Atualizações sobre o Quadro Clínico de Luiz Phillipi Machado de Moraes Mourão
Nesta quinta-feira (5), a Secretaria de Saúde de Minas Gerais confirmou que o estado de saúde de Luiz Phillipi Machado de Moraes Mourão, de 43 anos, é gravíssimo. O homem, que se autodenomina ‘Sicário’, foi preso durante a Operação Compliance Zero, deflagrada na quarta-feira (4). De acordo com a Polícia Federal, Mourão era conhecido entre seus comparsas como um assassinato de aluguel.
Na mesma noite em que sua prisão foi anunciada, a PF divulgou que médicos do Hospital João XXIII haviam atestado a morte cerebral do indivíduo. Porém, minutos depois, a Secretaria de Saúde contradisse essa informação, afirmando que ele continuava em estado grave e internado na unidade de Terapia Intensiva (CTI).

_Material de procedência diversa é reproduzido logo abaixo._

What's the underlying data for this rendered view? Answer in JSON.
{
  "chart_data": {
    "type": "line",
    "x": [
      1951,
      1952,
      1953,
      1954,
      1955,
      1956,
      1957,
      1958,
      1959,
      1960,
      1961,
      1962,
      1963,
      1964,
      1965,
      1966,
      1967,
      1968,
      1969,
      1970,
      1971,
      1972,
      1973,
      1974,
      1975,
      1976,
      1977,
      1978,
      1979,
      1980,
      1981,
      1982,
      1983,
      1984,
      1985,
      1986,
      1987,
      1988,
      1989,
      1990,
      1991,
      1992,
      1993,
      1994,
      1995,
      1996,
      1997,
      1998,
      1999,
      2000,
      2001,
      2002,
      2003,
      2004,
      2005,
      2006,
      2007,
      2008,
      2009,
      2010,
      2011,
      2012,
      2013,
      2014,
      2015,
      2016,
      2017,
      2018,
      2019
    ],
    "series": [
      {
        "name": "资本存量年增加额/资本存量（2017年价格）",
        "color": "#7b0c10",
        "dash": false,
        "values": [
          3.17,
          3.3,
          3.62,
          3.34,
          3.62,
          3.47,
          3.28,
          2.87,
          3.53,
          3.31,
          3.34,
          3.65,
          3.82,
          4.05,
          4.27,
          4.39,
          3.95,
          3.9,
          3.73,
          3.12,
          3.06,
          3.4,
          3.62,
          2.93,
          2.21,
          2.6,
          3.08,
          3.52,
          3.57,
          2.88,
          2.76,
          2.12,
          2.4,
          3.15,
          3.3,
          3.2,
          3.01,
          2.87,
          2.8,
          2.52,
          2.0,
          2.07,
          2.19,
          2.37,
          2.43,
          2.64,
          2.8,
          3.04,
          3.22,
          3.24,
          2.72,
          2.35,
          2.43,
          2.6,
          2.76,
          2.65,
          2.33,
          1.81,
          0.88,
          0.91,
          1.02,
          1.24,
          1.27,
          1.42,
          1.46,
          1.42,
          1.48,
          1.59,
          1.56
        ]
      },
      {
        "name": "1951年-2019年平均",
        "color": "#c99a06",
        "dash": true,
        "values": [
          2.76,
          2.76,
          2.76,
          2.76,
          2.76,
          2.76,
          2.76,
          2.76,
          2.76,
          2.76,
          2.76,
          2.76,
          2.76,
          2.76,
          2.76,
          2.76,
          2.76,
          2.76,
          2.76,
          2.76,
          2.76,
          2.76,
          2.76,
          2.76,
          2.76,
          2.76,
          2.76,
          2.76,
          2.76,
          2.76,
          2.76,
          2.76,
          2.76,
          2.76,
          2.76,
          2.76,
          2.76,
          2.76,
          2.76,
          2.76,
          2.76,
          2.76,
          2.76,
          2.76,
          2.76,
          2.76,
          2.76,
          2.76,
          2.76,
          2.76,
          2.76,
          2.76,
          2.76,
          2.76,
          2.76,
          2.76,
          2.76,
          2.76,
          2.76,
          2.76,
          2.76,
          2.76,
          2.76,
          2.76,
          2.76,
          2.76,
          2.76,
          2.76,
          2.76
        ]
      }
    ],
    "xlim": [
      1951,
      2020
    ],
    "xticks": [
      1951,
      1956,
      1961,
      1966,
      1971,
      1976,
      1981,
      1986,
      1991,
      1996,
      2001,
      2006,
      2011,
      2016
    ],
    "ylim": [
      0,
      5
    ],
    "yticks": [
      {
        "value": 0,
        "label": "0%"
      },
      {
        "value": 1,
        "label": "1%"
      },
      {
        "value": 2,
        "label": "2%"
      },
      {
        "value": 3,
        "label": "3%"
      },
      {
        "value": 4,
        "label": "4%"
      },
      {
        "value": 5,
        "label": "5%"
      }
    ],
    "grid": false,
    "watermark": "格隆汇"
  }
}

O advogado da família, Robson Lucas, informou que Mourão permanece vivo e internado no CTI do Hospital João XXIII. Segundo o diretor da unidade, seu quadro é gravíssimo, mas está estável, sem indicações claras para o início de protocolos de investigação sobre morte encefálica.
Circunstâncias da Prisão e Investigação da Polícia Federal
Luiz Phillipi Mourão havia sido socorrido na quarta-feira à tarde na Superintendência da Polícia Federal em Belo Horizonte, onde estava detido. A situação se deu quando o ‘Sicário’ aguardava a audiência de custódia, momento em que tentou suicídio. A Polícia Federal iniciou um inquérito para apurar as circunstâncias desse incidente crítico. O diretor-geral da PF, Andrei Rodrigues, garantiu que todas as ações e atendimentos foram registrados em vídeo, sem áreas de sombra.

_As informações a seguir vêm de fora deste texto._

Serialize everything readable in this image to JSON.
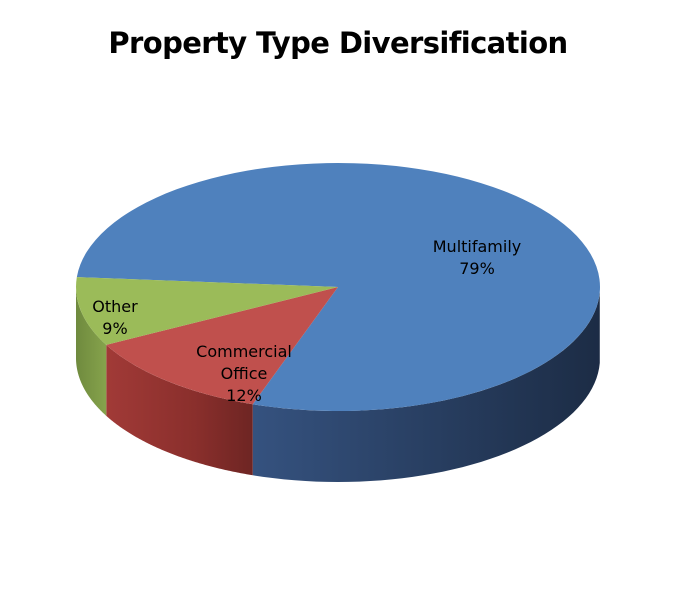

A PF comunicou o ocorrido ao gabinete do ministro André Mendonça, que está relator do caso Master no Supremo Tribunal Federal (STF), e se comprometeu a entregar todos os registros audiovisuais que podem esclarecer as circunstâncias do incidente.
A defesa de Mourão publicou uma nota ressaltando que esteve com ele pessoalmente antes do ocorrido, quando ele se encontrava bem física e mentalmente. A notícia do episódio delicado foi divulgada após um comunicado oficial da Polícia Federal.
Operação Compliance Zero e o Papel de Mourão
Luiz Phillipi Mourão foi preso na Operação Compliance Zero, que visa investigar um esquema bilionário de fraudes financeiras envolvendo o Banco Master. Junto a ele, foi apreendido o banqueiro Daniel Vorcaro, apontado como o líder da organização criminosa que opera em diferentes núcleos.
As investigações indicam que Mourão desempenhava um papel crucial na organização, recebendo ordens para monitorar alvos, extrair ilegalmente dados de sistemas sigilosos e realizar ações de intimidação física e moral. Relatos mencionam uma dinâmica violenta, evidenciada em conversas entre Vorcaro e Mourão, e ele é visto como uma espécie de ‘longa manus’ — uma expressão jurídica que significa agir em nome de outro — em práticas violentas atribuídas à organização.
Além disso, o relatório das investigações sugere que Mourão teria recebido cerca de R$ 1 milhão por mês de Vorcaro como pagamento por seus serviços ilegais.
Esses desdobramentos são alarmantes e abrem um leque de questões sobre a segurança e a integridade dos detidos durante investigações de grande porte como a Operação Compliance Zero. A sociedade e as autoridades esperam por esclarecimentos em relação ao ocorrido, ressaltando a importância da transparência nas ações de segurança pública.